Deputy Health and Disability Commissioner, Dr Vanessa Caldwell has found Te Whatu Ora Taranaki (previously Taranaki DHB) breached the Code of Health and Disability Services Consumers’ Rights (the Code) for failures in the care of a woman at Taranaki Base Hospital.
The woman was referred to the hospital’s Emergency Department (ED) by her GP after she reported feeling unwell following recent overseas cancer treatment.
The medical team in the ED did not recognise that the woman was seriously ill, and her acute condition was not identified until she was on a medical ward 12 hours after admission.

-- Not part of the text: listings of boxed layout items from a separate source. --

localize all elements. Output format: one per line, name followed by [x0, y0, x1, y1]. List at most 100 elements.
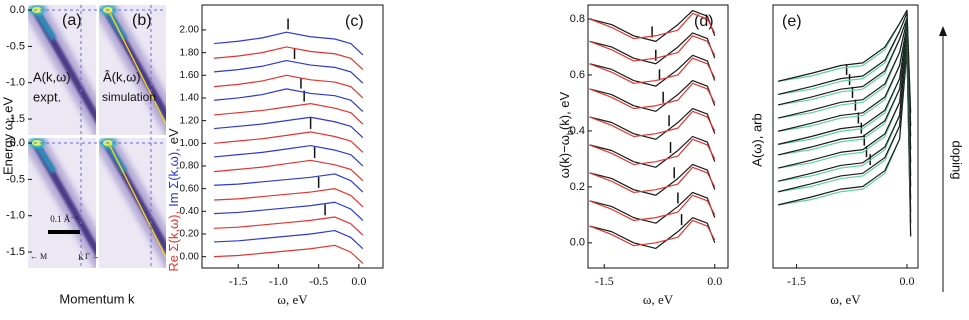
annotation: doping — [950, 140, 965, 179]
series-line — [214, 144, 364, 167]
panel-label: (a) — [62, 12, 82, 29]
y-tick-label: -1.5 — [6, 246, 25, 258]
x-axis-label: ω, eV — [830, 292, 861, 307]
y-tick-label: 1.00 — [180, 138, 200, 149]
y-tick-label: 0.60 — [180, 183, 200, 194]
y-tick-label: -0.5 — [6, 40, 25, 52]
y-tick-label: 0.0 — [570, 237, 585, 249]
x-tick-label: 0.0 — [707, 274, 722, 288]
series-line — [778, 9, 912, 113]
panel-label: (d) — [694, 13, 714, 30]
x-tick-label: 0.0 — [351, 274, 366, 288]
x-tick-label: -1.5 — [229, 274, 248, 288]
annotation: simulation — [102, 90, 156, 104]
series-line — [589, 12, 716, 40]
series-line — [214, 31, 364, 56]
x-tick-label: -1.5 — [787, 274, 806, 288]
y-axis-label-part: Im Σ(k,ω), — [166, 148, 181, 207]
x-axis-label: ω, eV — [643, 292, 674, 307]
x-axis-label: ω, eV — [277, 292, 308, 307]
y-tick-label: 0.40 — [180, 206, 200, 217]
series-line — [214, 131, 364, 153]
plot-frame — [587, 4, 729, 269]
series-line — [589, 166, 716, 194]
series-line — [589, 194, 716, 222]
series-line — [778, 17, 912, 137]
series-line — [214, 116, 364, 139]
y-tick-label: 1.20 — [180, 115, 200, 126]
annotation: Γ → — [85, 252, 100, 261]
y-tick-label: 1.60 — [180, 70, 200, 81]
panel-label: (c) — [345, 13, 364, 30]
series-line — [778, 28, 912, 176]
annotation: Â(k,ω) — [103, 69, 141, 84]
y-tick-label: 2.00 — [180, 25, 200, 36]
series-line — [589, 35, 716, 62]
y-tick-label: 0.20 — [180, 229, 200, 240]
y-axis-label: Energy ω, eV — [0, 97, 15, 175]
y-tick-label: 0.00 — [180, 251, 200, 262]
series-line — [778, 25, 912, 163]
annotation: K — [78, 253, 84, 262]
y-tick-label: -1.5 — [6, 113, 25, 125]
x-axis-label: Momentum k — [59, 291, 135, 306]
series-line — [778, 41, 912, 213]
plot-frame — [772, 4, 919, 269]
x-tick-label: -0.5 — [309, 274, 328, 288]
panel-label: (b) — [132, 12, 152, 29]
series-line — [214, 88, 364, 112]
series-line — [214, 59, 364, 84]
y-tick-label: -1.0 — [6, 77, 25, 89]
annotation: expt. — [33, 89, 61, 104]
y-tick-label: 0.8 — [570, 13, 585, 25]
y-tick-label: 0.0 — [10, 137, 25, 149]
y-tick-label: 1.40 — [180, 93, 200, 104]
panel-b-top — [94, 0, 166, 155]
series-line — [214, 46, 364, 71]
series-line — [214, 216, 364, 236]
y-axis-label: Re Σ(k,ω), Im Σ(k,ω), eV — [166, 128, 181, 272]
series-line — [214, 188, 364, 208]
y-axis-label: A(ω), arb — [749, 113, 764, 167]
y-tick-label: -1.0 — [6, 210, 25, 222]
x-tick-label: 0.0 — [899, 274, 914, 288]
doping-arrow — [939, 26, 947, 292]
annotation: A(k,ω) — [33, 69, 71, 84]
y-axis-label: ω(k)−ωb(k), eV — [557, 91, 575, 178]
series-line — [214, 159, 364, 182]
y-tick-label: 0.6 — [570, 69, 585, 81]
y-axis-label-part: Re Σ(k,ω), — [166, 211, 181, 272]
x-tick-label: -1.5 — [595, 274, 614, 288]
x-tick-label: -1.0 — [269, 274, 288, 288]
series-line — [778, 25, 912, 163]
panel-label: (e) — [782, 13, 802, 30]
series-line — [778, 20, 912, 150]
series-line — [778, 12, 912, 126]
dashed-guides — [28, 5, 166, 268]
series-line — [214, 74, 364, 99]
y-tick-label: 0.80 — [180, 161, 200, 172]
y-axis-label-part: b — [565, 130, 575, 135]
series-line — [214, 201, 364, 221]
panel-b-bottom — [94, 133, 166, 288]
series-line — [589, 138, 716, 166]
series-line — [589, 219, 716, 247]
y-tick-label: 0.0 — [10, 4, 25, 16]
series-line — [214, 229, 364, 250]
annotation: ← M — [30, 252, 47, 261]
y-tick-label: -0.5 — [6, 173, 25, 185]
series-line — [778, 17, 912, 137]
y-tick-label: 1.80 — [180, 47, 200, 58]
series-line — [589, 57, 716, 84]
y-tick-label: 0.2 — [570, 181, 585, 193]
y-axis-label-part: ω(k)−ω — [557, 135, 572, 178]
series-line — [214, 103, 364, 125]
annotation: 0.1 Å⁻¹ — [50, 214, 78, 224]
y-axis-label-part: eV — [166, 128, 181, 144]
y-tick-label: 0.4 — [570, 125, 585, 137]
series-line — [589, 82, 716, 110]
series-line — [214, 244, 364, 264]
y-axis-label-part: (k), eV — [557, 91, 572, 130]
series-line — [778, 33, 912, 187]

The woman was transferred to the High Dependency Unit, however, her condition rapidly deteriorated and she passed away.
Dr Caldwell found that systemic and organisational issues led to a delay in the timely detection and treatment of the woman’s sepsis (a life-threatening condition caused by the body’s extreme overreaction to an infection). Accordingly, she found Te Whatu Ora in breach of Right 4(1) of the Code for failing to provide services to the woman with reasonable care and skill.

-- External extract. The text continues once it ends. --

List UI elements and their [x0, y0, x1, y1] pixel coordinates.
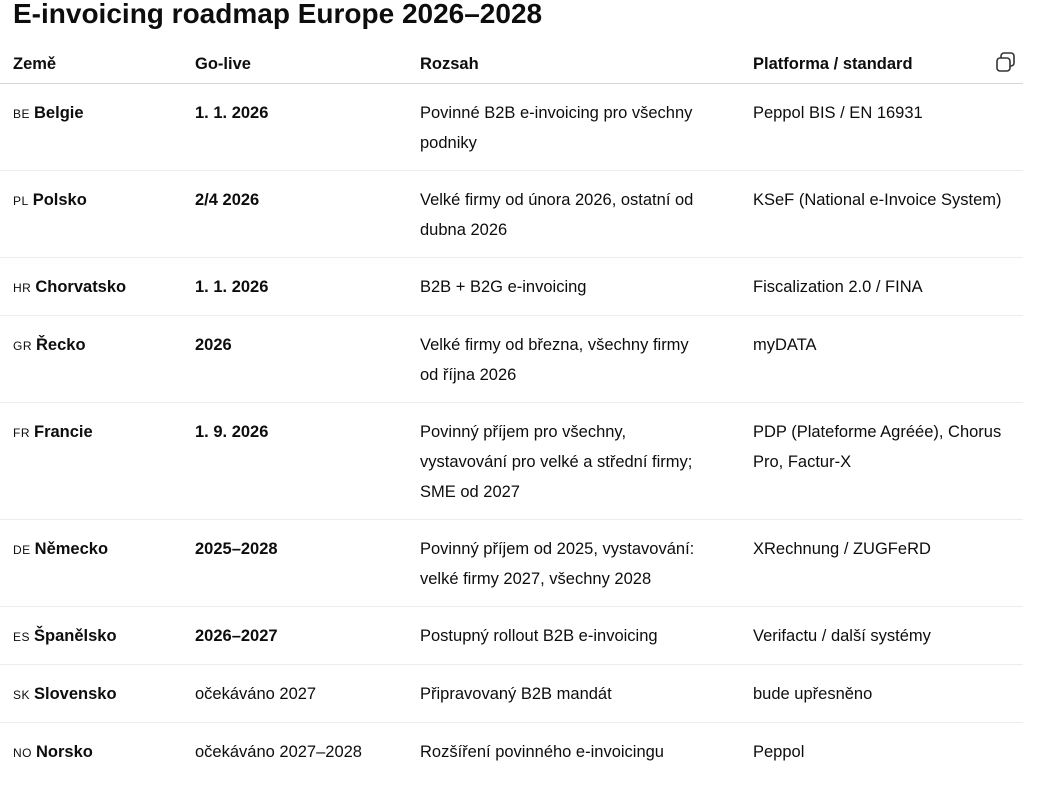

Dr Caldwell says, “The errors and omissions that occurred during the time the woman was at Taranaki Base Hospital were, in the main, not the result of isolated incidents involving individual staff members. Rather, many staff missed opportunities to recognise and respond to the woman’s serious illness.”
A number of failings were identified in the report including a significant delay before the woman was seen by a doctor, and there was no senior doctor meaningfully involved in her care in the first 13 hours of her admission.
Despite the woman’s blood results and clinical features pointing to sepsis and the need to escalate her care, there were delays by a number of staff in recognising and appropriately responding to the situation.
Further, on two occasions the woman’s care was not escalated in line with Te Whatu Ora’s Early Warning Score (EWS) Mandatory Escalation Pathway. The taking of vital signs and observations to calculate the EWS were also poorly adhered to overall.
Finally, there were shortcomings in the quality of record-keeping by the medical team in the ED and by nursing staff in the ED and on the medical ward, which made it difficult to track her deteriorating condition.
Dr Caldwell expressed her sincere sympathy to the family for their loss. “Although the woman was living with metastatic cancer, she believed that chemotherapy could contain it and potentially allow her to live for another nine months to three years.”
Dr Caldwell acknowledged that Te Whatu Ora has made a number of changes since these events, including improving its staff training and education in relation to sepsis and use of EWS, introducing a 24/7 Patients at Risk nursing service and launching a Speaking Up for Patient Safety campaign for staff.
Dr Caldwell found the care fell significantly below accepted standards and considered it to be in the public interest to hold Te Whatu Ora accountable for that service delivery failure. She has referred the matter to the Director of Proceedings.